Manager Jim McIntyre urged his players to “make their own memories” in this League Cup semi-final and they duly did, ending all talk of the treble for Ronny Deila’s men.
The cup holders had to play for 77 minutes with ten men after Efe Ambrose was sent off but this shouldn’t be allowed to detract from a stirring show by the Staggies, who had heroes performing all over the park and it is they who will meet Hibernian in the final on
Deila had once again been unimpressed by the state of the pitch at the national stadium. He criticised its condition at the same stage of the same competition last year, when Hampden was still getting back to being a football arena after 2014’s Commonwealth Games. “Could be better” was the verdict this time, but that was a decree Hoops fans would have quickly delivered on the club’s recent record in Mount Florida.
Inverness Caley Thistle, Hearts, St Mirren and Kilmarnock had all beaten Celtic at Hampden in recent seasons, with County, of course, showing the way in the 2010 Scottish Cup semi-final.
“Anyone can win this cup,” McIntyre had said and for this tie he gave a start to Paul Quinn, back with the Staggies after a spell at Aberdeen when he had scored the winner against Celtic in the league.
Deila had also criticised the Hampden atmosphere. “Could be better,” was again the verdict, but crowds need something to cheer. Well, this time his players produced almost straight from kick-off. Callum McGregor’s through ball sprang Leigh Griffiths, who ran in on Scott Fox and unselfishly squared for Gary Mackay-Steven to score.

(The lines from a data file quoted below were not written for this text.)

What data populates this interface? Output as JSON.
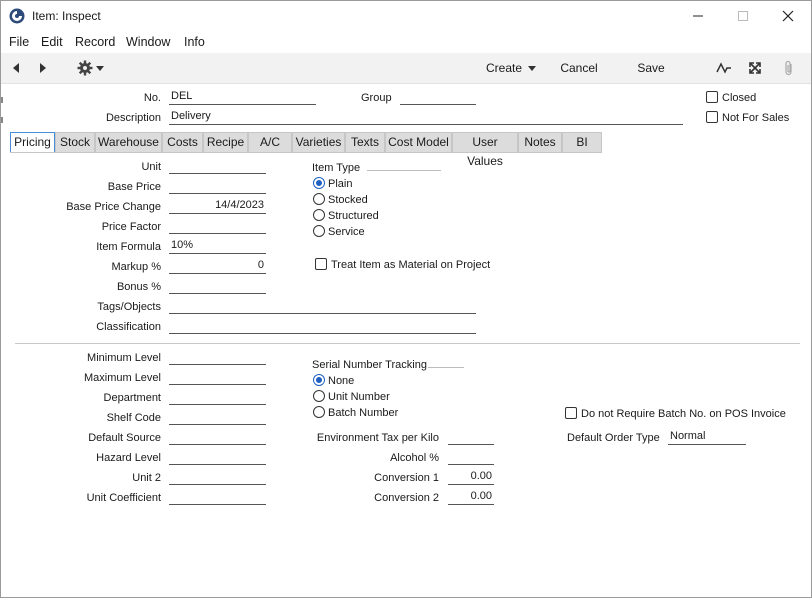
{
  "window": {
    "title": "Item: Inspect",
    "min_glyph": "—",
    "max_glyph": "☐",
    "close_glyph": "✕"
  },
  "menu": [
    "File",
    "Edit",
    "Record",
    "Window",
    "Info"
  ],
  "toolbar": {
    "create_label": "Create",
    "cancel_label": "Cancel",
    "save_label": "Save"
  },
  "header": {
    "no_label": "No.",
    "no_value": "DEL",
    "group_label": "Group",
    "group_value": "",
    "description_label": "Description",
    "description_value": "Delivery",
    "closed_label": "Closed",
    "not_for_sales_label": "Not For Sales"
  },
  "tabs": [
    "Pricing",
    "Stock",
    "Warehouse",
    "Costs",
    "Recipe",
    "A/C",
    "Varieties",
    "Texts",
    "Cost Model",
    "User Values",
    "Notes",
    "BI"
  ],
  "pricing": {
    "unit_label": "Unit",
    "unit_value": "",
    "base_price_label": "Base Price",
    "base_price_value": "",
    "base_price_change_label": "Base Price Change",
    "base_price_change_value": "14/4/2023",
    "price_factor_label": "Price Factor",
    "price_factor_value": "",
    "item_formula_label": "Item Formula",
    "item_formula_value": "10%",
    "markup_label": "Markup %",
    "markup_value": "0",
    "bonus_label": "Bonus %",
    "bonus_value": "",
    "tags_label": "Tags/Objects",
    "tags_value": "",
    "classification_label": "Classification",
    "classification_value": "",
    "item_type_label": "Item Type",
    "item_type_options": [
      "Plain",
      "Stocked",
      "Structured",
      "Service"
    ],
    "item_type_selected": "Plain",
    "treat_material_label": "Treat Item as Material on Project"
  },
  "lower": {
    "minimum_level_label": "Minimum Level",
    "maximum_level_label": "Maximum Level",
    "department_label": "Department",
    "shelf_code_label": "Shelf Code",
    "default_source_label": "Default Source",
    "hazard_level_label": "Hazard Level",
    "unit2_label": "Unit 2",
    "unit_coefficient_label": "Unit Coefficient",
    "serial_tracking_label": "Serial Number Tracking",
    "serial_options": [
      "None",
      "Unit Number",
      "Batch Number"
    ],
    "serial_selected": "None",
    "env_tax_label": "Environment Tax per Kilo",
    "alcohol_label": "Alcohol %",
    "conversion1_label": "Conversion 1",
    "conversion1_value": "0.00",
    "conversion2_label": "Conversion 2",
    "conversion2_value": "0.00",
    "no_batch_pos_label": "Do not Require Batch No. on POS Invoice",
    "default_order_type_label": "Default Order Type",
    "default_order_type_value": "Normal"
  },
  "colors": {
    "accent": "#1e5fbf",
    "toolbar_bg": "#f2f2f2",
    "tab_bg": "#dcdcdc",
    "active_tab_border": "#4a90d9"
  }
}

It was a terrible start for County and it almost got worse, Richard Foster having to clear a goalbound Ambrose header off the line. An Alex Schalk shot requiring a save by Craig Gordon was a decent response, though, and the same player would be involved in the big drama which led to County’s equaliser in the 13th minute.
It was another moment to forget for the accident-prone Ambrose. A Martin Woods through ball was helped into the box by a flick from Jackson Irvine and Schalk was too nippy for the defender whose contact with him was slight but referee Craig Thomson had no hesitation producing the red card. Woods sent Gordon the wrong way with the spot-kick.

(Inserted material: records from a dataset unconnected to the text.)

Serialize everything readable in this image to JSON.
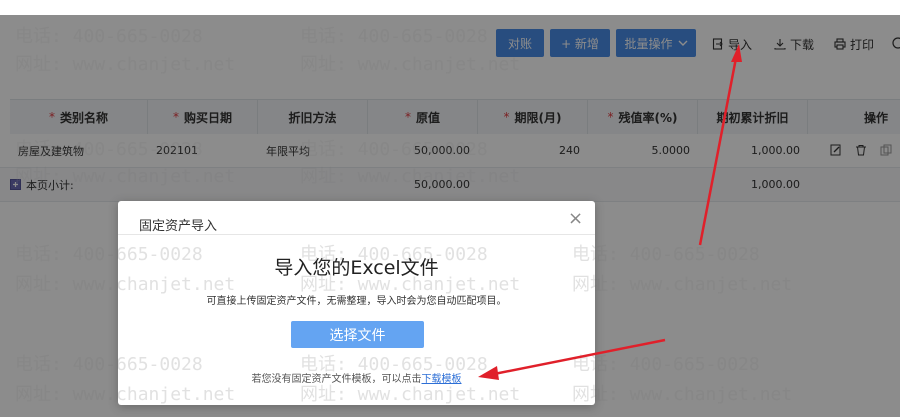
{
  "toolbar": {
    "reconcile": "对账",
    "add": "+ 新增",
    "batch": "批量操作",
    "import": "导入",
    "download": "下载",
    "print": "打印"
  },
  "table": {
    "columns": [
      "类别名称",
      "购买日期",
      "折旧方法",
      "原值",
      "期限(月)",
      "残值率(%)",
      "期初累计折旧",
      "操作"
    ],
    "required": [
      true,
      true,
      false,
      true,
      true,
      true,
      false,
      false
    ],
    "rows": [
      {
        "category": "房屋及建筑物",
        "date": "202101",
        "method": "年限平均",
        "original": "50,000.00",
        "term": "240",
        "residual": "5.0000",
        "accum": "1,000.00"
      }
    ],
    "subtotal": {
      "label": "本页小计:",
      "original": "50,000.00",
      "accum": "1,000.00"
    }
  },
  "dialog": {
    "title": "固定资产导入",
    "close": "×",
    "heading": "导入您的Excel文件",
    "description": "可直接上传固定资产文件，无需整理，导入时会为您自动匹配项目。",
    "button": "选择文件",
    "hint": "若您没有固定资产文件模板，可以点击",
    "link": "下载模板"
  },
  "watermark": {
    "phone": "电话: 400-665-0028",
    "site": "网址: www.chanjet.net"
  },
  "colors": {
    "primary": "#4a8de8",
    "dialog_button": "#64a4f2",
    "link": "#2d6fd6",
    "required": "#e0393e",
    "annotation_arrow": "#e0202a"
  }
}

Celtic had to re-shuffle, bringing on Erik Sviatchenko for his debut. Callum McGregor was sacrificed to make way for the Dane and County would have been relieved to see the back of the young midfielder as he had been bright and dangerous even over the course of such a short space of time.

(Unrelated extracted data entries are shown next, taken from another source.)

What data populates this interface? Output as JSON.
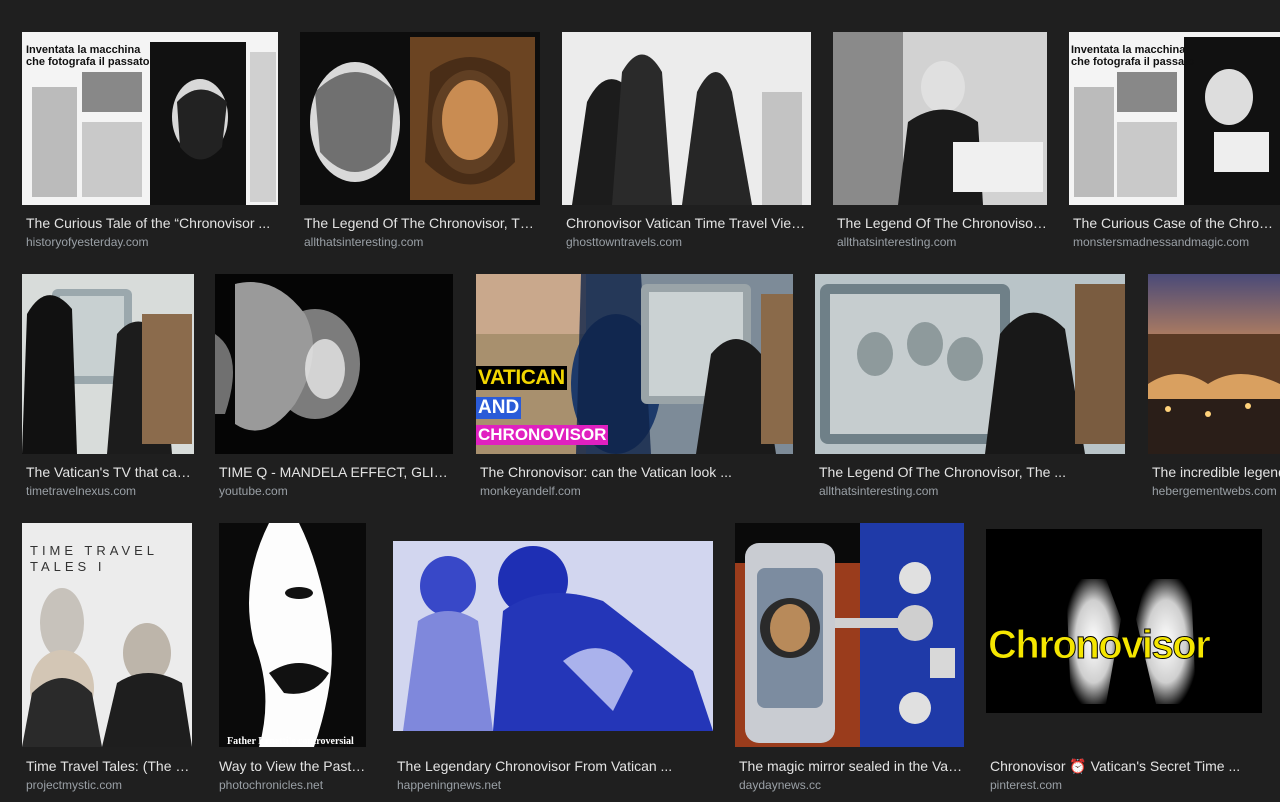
{
  "results": [
    {
      "title": "The Curious Tale of the “Chronovisor ...",
      "source": "historyofyesterday.com",
      "thumb_text": [
        "Inventata la macchina",
        "che fotografa il passato"
      ]
    },
    {
      "title": "The Legend Of The Chronovisor, The ...",
      "source": "allthatsinteresting.com"
    },
    {
      "title": "Chronovisor Vatican Time Travel View...",
      "source": "ghosttowntravels.com"
    },
    {
      "title": "The Legend Of The Chronovisor, ...",
      "source": "allthatsinteresting.com"
    },
    {
      "title": "The Curious Case of the Chronov...",
      "source": "monstersmadnessandmagic.com",
      "thumb_text": [
        "Inventata la macchina",
        "che fotografa il passato"
      ]
    },
    {
      "title": "The Vatican's TV that can...",
      "source": "timetravelnexus.com"
    },
    {
      "title": "TIME Q - MANDELA EFFECT, GLITCH...",
      "source": "youtube.com"
    },
    {
      "title": "The Chronovisor: can the Vatican look ...",
      "source": "monkeyandelf.com",
      "thumb_text": [
        "VATICAN",
        "AND",
        "CHRONOVISOR"
      ]
    },
    {
      "title": "The Legend Of The Chronovisor, The ...",
      "source": "allthatsinteresting.com"
    },
    {
      "title": "The incredible legend",
      "source": "hebergementwebs.com"
    },
    {
      "title": "Time Travel Tales: (The C...",
      "source": "projectmystic.com",
      "thumb_text": [
        "TIME TRAVEL",
        "TALES I"
      ]
    },
    {
      "title": "Way to View the Past? ...",
      "source": "photochronicles.net",
      "thumb_text": [
        "Father Ernetti's controversial"
      ]
    },
    {
      "title": "The Legendary Chronovisor From Vatican ...",
      "source": "happeningnews.net"
    },
    {
      "title": "The magic mirror sealed in the Vati...",
      "source": "daydaynews.cc"
    },
    {
      "title": "Chronovisor ⏰ Vatican's Secret Time ...",
      "source": "pinterest.com",
      "thumb_text": [
        "Chronovisor"
      ]
    }
  ],
  "colors": {
    "background": "#1f1f1f",
    "title": "#e3e3e3",
    "source": "#9aa0a6",
    "chronovisor_yellow": "#f5e600",
    "vatican_yellow": "#f2d600",
    "and_blue": "#2a5bd8",
    "chronovisor_magenta": "#e020c0"
  }
}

It was going to be a long stretch – and on a criticisable pitch which was cutting up all the time in the incessant rain – to have to play with ten men but Celtic coped well enough for 20 minutes until a squirted shot by Woods forced Gordon into a save. Then they had a chance themselves when Fox dived to punch away a corner but the ball didn’t travel very far at all. In the stramash the keeper took a dunt on the head from Sviatchenko but
After the break it was County’s turn to make an electric start. A slick move down the right forced Dedryck Boyata to concede a corner. Michael Gardyne’s delivery to the far post was nodded back inside by Andrew Davies and Quinn had a straightforward job to score with his head.
The towering Irvine, who was five years at Celtic when he came over from Australia, but only managed 45 minutes of game-time, was becoming increasingly influential for County and he was involved in the move which produced their third goal. Woods, who was just as prominent with surges of his own, broke through the middle and fed Schalk, who beat Gordon with a thumping left-foot finish.
Celtic had a great chance to get back into the tie when, trying to clear a corner, substitute Brian Graham went for the ball with both head and arm. Thomson adjudged him to have handled, but Griffiths elected to hammer the penalty straight down the middle and Fox, already committed to a dive, saved with his feet.
Irvine could have added to County’s lead as their fans smelled a famous victory,
with Gordon required to scramble his shot away, before Griffiths had another opportunity to set up a big finish. Fox, falling backwards, once again got a foot to the effort and the ball spun high over the bar.
Deila claimed before the match that not all Celtic fans had been expecting a treble. These discerning types, he said, did not view the world in such a black-and-white way, rather in more realistic shades of grey. But there was nothing vague about the booing for his team at the end as County ran towards their jubilant fans to celebrate.